Chaîne commerciale par excellence, Tv Nova fête ses 20 ans

Photo: Jiří Suchomel, ČRo

Le matin du 4 février 1994, les téléspectateurs tchèques découvrent TV Nova, la première chaîne de télévision privée diffusée sur l’intégralité du territoire tchèque. En vingt années d’existence, la chaîne a beaucoup évolué avec par exemple l’importation de concepts commerciaux tels que la téléréalité et l’abandon de la diffusion analogique pour le numérique. Elle a surtout dû s’adapter à un paysage audiovisuel en plein chamboulement et marqué par l’apparition de nombreux canaux privés la concurrençant. S’adressant à un très large public, Nova est restée relativement populaire.

Photo: Jiří Suchomel,  ČRo
Lors de l’attribution de sa licence de diffusion en 1993, le cahier des charges de Tv Nova promet la mise sur pied d’un programme ambitieux, s’articulant autour d’émissions de débats, éducatives et culturelles. A l’image des engagements initiaux de sa lointaine cousine TF1, ces belles intentions resteront poussière. Nova devient une chaîne commerciale classique sous l’égide de son premier directeur général, Vladimír Železný, lequel anime une émission qu’Hugo Chavez n’aurait pas renié, Volejte ředíteli (Appelez le directeur), dans laquelle il répond aux questions des spectateurs. Spécialiste des médias, Milan Šmíd raconte :

« Il est vrai que Tv Nova a importé tous les formats des télévisions commerciales qui avaient fait leurs preuves, à commencer par les émissions de hit-parade et jusqu’aux jeux télévisés. »

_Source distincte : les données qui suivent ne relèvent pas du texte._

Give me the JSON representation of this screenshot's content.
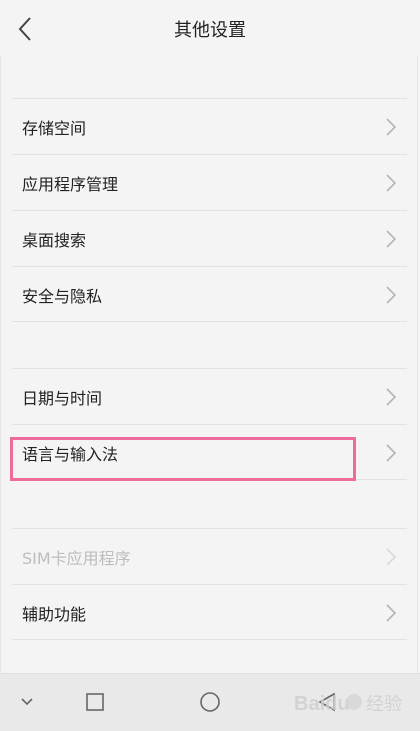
{
  "header": {
    "title": "其他设置"
  },
  "rows": [
    {
      "label": "存储空间",
      "enabled": true
    },
    {
      "label": "应用程序管理",
      "enabled": true
    },
    {
      "label": "桌面搜索",
      "enabled": true
    },
    {
      "label": "安全与隐私",
      "enabled": true
    },
    {
      "label": "日期与时间",
      "enabled": true
    },
    {
      "label": "语言与输入法",
      "enabled": true
    },
    {
      "label": "SIM卡应用程序",
      "enabled": false
    },
    {
      "label": "辅助功能",
      "enabled": true
    }
  ],
  "colors": {
    "background": "#f4f4f4",
    "highlight": "#ef6b9c",
    "disabled_text": "#bdbdbd",
    "chevron": "#b5b5b5"
  },
  "icons": {
    "back": "chevron-left-icon",
    "row_chevron": "chevron-right-icon",
    "nav_collapse": "chevron-down-icon",
    "nav_recent": "square-icon",
    "nav_home": "circle-icon",
    "nav_back": "triangle-left-icon"
  },
  "watermark": {
    "brand": "Baidu",
    "text": "经验"
  }
}
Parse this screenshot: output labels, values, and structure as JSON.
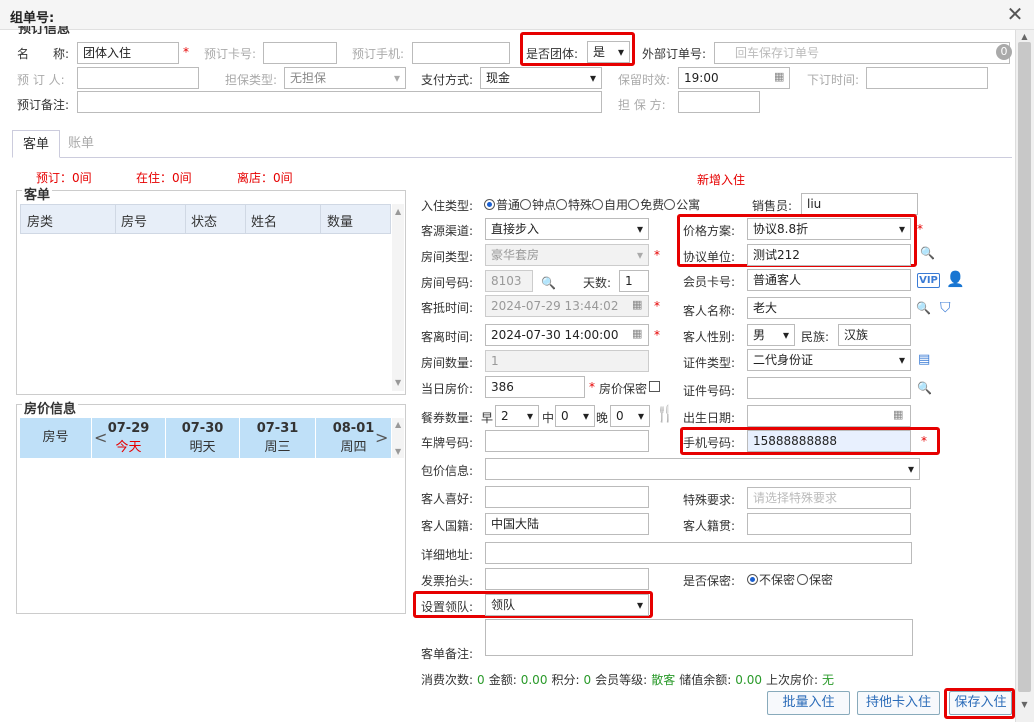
{
  "window": {
    "title": "组单号:"
  },
  "top": {
    "section_partial": "预订信息",
    "name_label": "名　　称:",
    "name_value": "团体入住",
    "card_label": "预订卡号:",
    "phone_label": "预订手机:",
    "group_label": "是否团体:",
    "group_value": "是",
    "ext_order_label": "外部订单号:",
    "ext_order_placeholder": "回车保存订单号",
    "ext_order_badge": "0",
    "booker_label": "预 订 人:",
    "guarantee_type_label": "担保类型:",
    "guarantee_type_value": "无担保",
    "pay_label": "支付方式:",
    "pay_value": "现金",
    "hold_label": "保留时效:",
    "hold_value": "19:00",
    "order_time_label": "下订时间:",
    "remark_label": "预订备注:",
    "guarantor_label": "担 保 方:"
  },
  "tabs": [
    {
      "label": "客单"
    },
    {
      "label": "账单"
    }
  ],
  "status": {
    "booked": "预订：0间",
    "staying": "在住：0间",
    "leaving": "离店：0间",
    "new_checkin": "新增入住"
  },
  "room_list": {
    "title": "客单",
    "columns": [
      "房类",
      "房号",
      "状态",
      "姓名",
      "数量"
    ]
  },
  "price_info": {
    "title": "房价信息",
    "room_label": "房号",
    "days": [
      {
        "date": "07-29",
        "label": "今天"
      },
      {
        "date": "07-30",
        "label": "明天"
      },
      {
        "date": "07-31",
        "label": "周三"
      },
      {
        "date": "08-01",
        "label": "周四"
      }
    ]
  },
  "form": {
    "checkin_type_label": "入住类型:",
    "checkin_types": [
      "普通",
      "钟点",
      "特殊",
      "自用",
      "免费",
      "公寓"
    ],
    "salesperson_label": "销售员:",
    "salesperson_value": "liu",
    "source_label": "客源渠道:",
    "source_value": "直接步入",
    "plan_label": "价格方案:",
    "plan_value": "协议8.8折",
    "room_type_label": "房间类型:",
    "room_type_value": "豪华套房",
    "agreement_label": "协议单位:",
    "agreement_value": "测试212",
    "room_no_label": "房间号码:",
    "room_no_value": "8103",
    "days_label": "天数:",
    "days_value": "1",
    "member_label": "会员卡号:",
    "member_value": "普通客人",
    "vip_text": "VIP",
    "arrive_label": "客抵时间:",
    "arrive_value": "2024-07-29 13:44:02",
    "guest_name_label": "客人名称:",
    "guest_name_value": "老大",
    "depart_label": "客离时间:",
    "depart_value": "2024-07-30 14:00:00",
    "gender_label": "客人性别:",
    "gender_value": "男",
    "ethnicity_label": "民族:",
    "ethnicity_value": "汉族",
    "room_count_label": "房间数量:",
    "room_count_value": "1",
    "id_type_label": "证件类型:",
    "id_type_value": "二代身份证",
    "day_price_label": "当日房价:",
    "day_price_value": "386",
    "price_secret_label": "房价保密",
    "id_no_label": "证件号码:",
    "meal_label": "餐券数量:",
    "meal_b_label": "早",
    "meal_b_value": "2",
    "meal_l_label": "中",
    "meal_l_value": "0",
    "meal_d_label": "晚",
    "meal_d_value": "0",
    "birth_label": "出生日期:",
    "plate_label": "车牌号码:",
    "mobile_label": "手机号码:",
    "mobile_value": "15888888888",
    "package_label": "包价信息:",
    "hobby_label": "客人喜好:",
    "special_label": "特殊要求:",
    "special_placeholder": "请选择特殊要求",
    "nationality_label": "客人国籍:",
    "nationality_value": "中国大陆",
    "native_label": "客人籍贯:",
    "address_label": "详细地址:",
    "invoice_label": "发票抬头:",
    "secret_label": "是否保密:",
    "secret_opt1": "不保密",
    "secret_opt2": "保密",
    "leader_label": "设置领队:",
    "leader_value": "领队",
    "remark_label": "客单备注:"
  },
  "footer_stats": {
    "consume_label": "消费次数:",
    "consume_value": "0",
    "amount_label": "金额:",
    "amount_value": "0.00",
    "points_label": "积分:",
    "points_value": "0",
    "level_label": "会员等级:",
    "level_value": "散客",
    "balance_label": "储值余额:",
    "balance_value": "0.00",
    "last_price_label": "上次房价:",
    "last_price_value": "无"
  },
  "buttons": {
    "batch": "批量入住",
    "other_card": "持他卡入住",
    "save": "保存入住"
  },
  "colors": {
    "required": "#e60000",
    "highlight": "#e60000",
    "grid_header": "#e7eef8",
    "price_row": "#bfe0f8"
  }
}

Dans les années 2000, les chaînes commerciales importent, dans cette logique, les émissions de téléréalité. La chaîne privée concurrente Prima ouvre le bal le 15 août 2005 avec VyVolení (Vous élu), Nova réplique deux semaines plus tard avec BigBrother (produit par Endemol). Pour ces émissions, le Conseil pour la diffusion audiovisuelle inflige de lourdes amendes aux deux chaînes jugées coupables de menacer l’ « évolution physique, psychique et morale des enfants » du fait de l’agressivité, des pratiques manipulatoires ou encore de la vulgarité de ces programmes.

Petr Dvořák,  photo: Šárka Ševčíková,  ČRo
Une recette qui fonctionne plutôt bien également pour les informations diffusées sur Nova, une actualité sensationnaliste faisant la part belle aux faits divers et aux aléas météorologiques. D’ailleurs, Petr Dvořák, le directeur général de cette chaîne de 2003 à 2010, qui rejoint ensuite la tête de la Télévision publique, expliquait clairement, en 2011, que les chaînes commerciales n’ont pas les moyens de financer un journalisme d’investigation :

« C’est quelque chose que les chaînes commerciales ne font pas trop, surtout en période de crise économique. Elles essaient surtout d’adopter une ligne efficace économiquement. Pour faire ce type de programme de façon satisfaisante, cela requiert beaucoup d’argent et je ne pense pas que les télévisions commerciales investiront dans ce secteur. »

Malgré le non-respect des engagements de Tv Nova en matière de diffusion culturelle, sa licence est sans cesse renouvelée. Eclate toutefois en 1999 un conflit avec l’investisseur américain CME, un temps actionnaire de la chaîne. Ce groupe lance deux arbitrages contre la République tchèque qui aurait échoué à protéger ses investissements. L’un des arbitrages donnent raison à CME et l’affaire coûte dix milliards de couronnes aux citoyens, contribuables et téléspectateurs tchèques.

Le groupe Nova, qui a développé tout un bouquet de chaînes plus ou moins spécialisées, souffre à présent de la dispersion des recettes publicitaires, phénomène lié notamment au développement d’Internet. La société a donc tenté de négocier avec les diffuseurs de réclame ainsi que l’explique Jan Potůček, un journaliste s’intéressant à l’évolution des médias :

Photo: romexico / Stock.XCHNG
« La direction du groupe Nova a essayé d’augmenter le prix des espaces de publicité, de supprimer certains bonus et de contourner des opérateurs médiatiques. Cela n’a finalement pas eu un impact positif sur son accès aux annonceurs publicitaires et la plupart d'entre eux se sont tournés vers le concurrent Prima. »

Depuis le départ de l’actionnaire CME, la société de production Warner Bross et le groupe d’informations CNN ont injecté de l’argent dans le groupe Nova jusqu’à devenir propriétaires de près de la moitié de son capital. La ligne éditoriale et commerciale de la chaîne n’a elle pas changé.